A woman who pled guilty to falsifying 1,300 mammogram reports at a Georgia hospital received a surprisingly light sentence in a plea deal.
After hiding positive mammogram results to avoid doing extra paperwork, radiological technologist Rachael Rapraeger received only six months in a detention center, 10 years of probation and a $12,500 fine, according to Fox News.
Despite pleading guilty to 10 misdemeanor charges and one felony, Rapraeger would not apologize at the final hearing, Fox News reported.
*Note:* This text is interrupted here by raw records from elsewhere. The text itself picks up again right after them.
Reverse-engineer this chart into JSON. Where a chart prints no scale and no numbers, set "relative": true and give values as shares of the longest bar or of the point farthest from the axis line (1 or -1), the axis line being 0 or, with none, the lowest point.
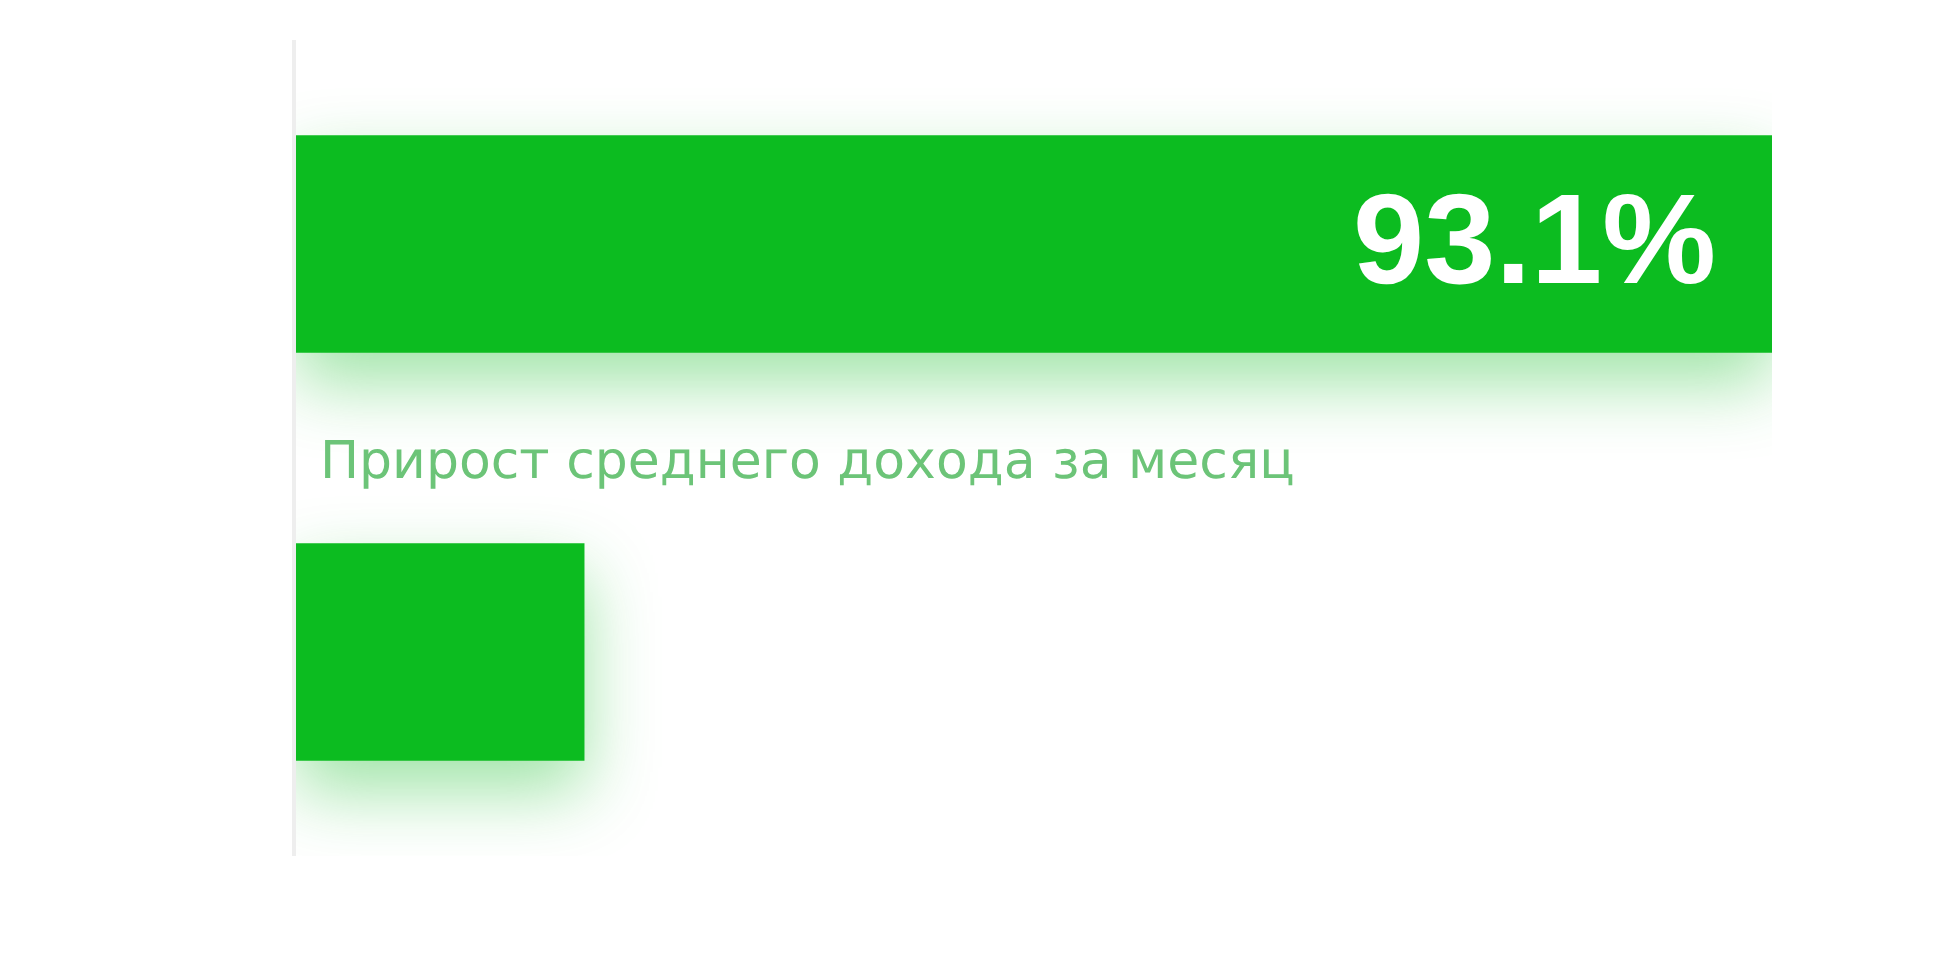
{
  "chart_data": {
    "type": "bar",
    "orientation": "horizontal",
    "relative": true,
    "categories": [
      null,
      null
    ],
    "annotations": [
      "Прирост среднего дохода за месяц"
    ],
    "series": [
      {
        "color": "#0cbc20",
        "values": [
          1,
          0.195
        ]
      }
    ],
    "value_labels": [
      "93.1%",
      null
    ]
  }
}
Authorities said Rapraeger ignored proper procedures, using the Perry Hospital computers to assume the identities of the attending physicians and give the all-clear to 1,300 mammogram films.
Sharon Holmes discovered a lump on her breast barely three months after she had been told her mammogram found no cancer.
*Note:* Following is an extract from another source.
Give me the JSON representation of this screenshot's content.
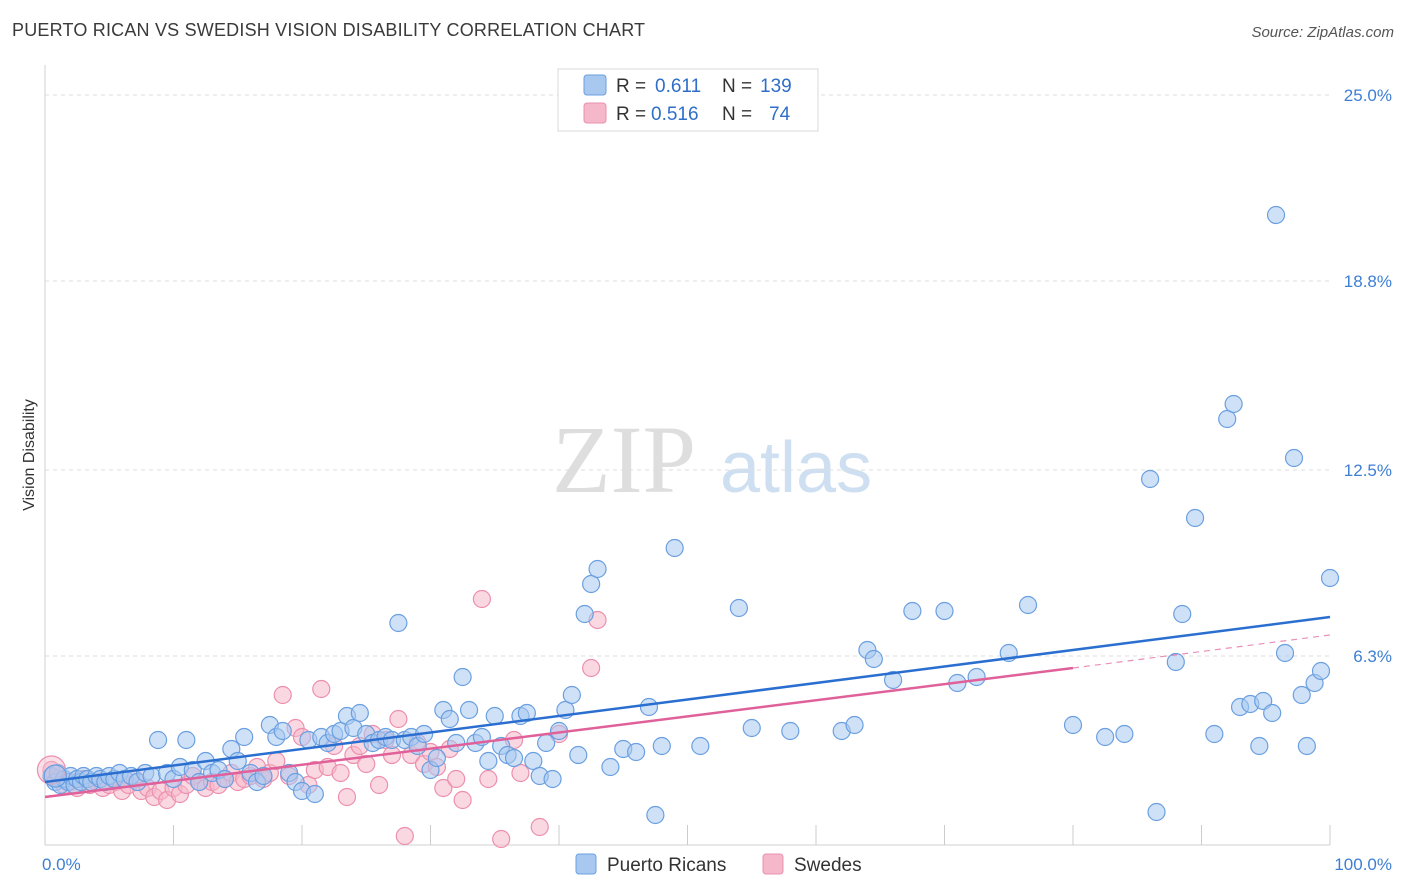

“To me, that was a death sentence,” she told The Associated Press. “I’m thinking I’m doing what I’m supposed to do, getting my tests done, and then I find out someone else isn’t doing their job.”
She underwent surgery a month later for aggressive stage 2 cancer, and after chemo and radiation treatments, Holmes was unable to go back to work.
Rapraeger could not explain her motivation, other than to say she had fallen behind in her work and stopped caring about things, her attorney, Floyd Buford, told the Associated Press. Her deceptions were uncovered by an internal hospital investigation, when a patient given the green light at Perry went to another hospital and received a positive mammogram result. Rapraeger was fired a week after the probe concluded.
A bitter Sarah Bailey related that her breast cancer had reached the point of no return after she had been deceived, and that her entire breast had to be removed, rather than just a lump. “I feel like we were thrown under the bus, and there will be an election day,” she said, referring to her plan to organize a campaign against Houston Judicial Circuit District Attorney George Hartwig.
Houston District Attorney George Hartwig told AP his office carefully weighed the evidence and Rapraeger’s admission of guilt, but could not pinpoint specific instances of wrongdoing, even though nine women were found to have cancerous tumors.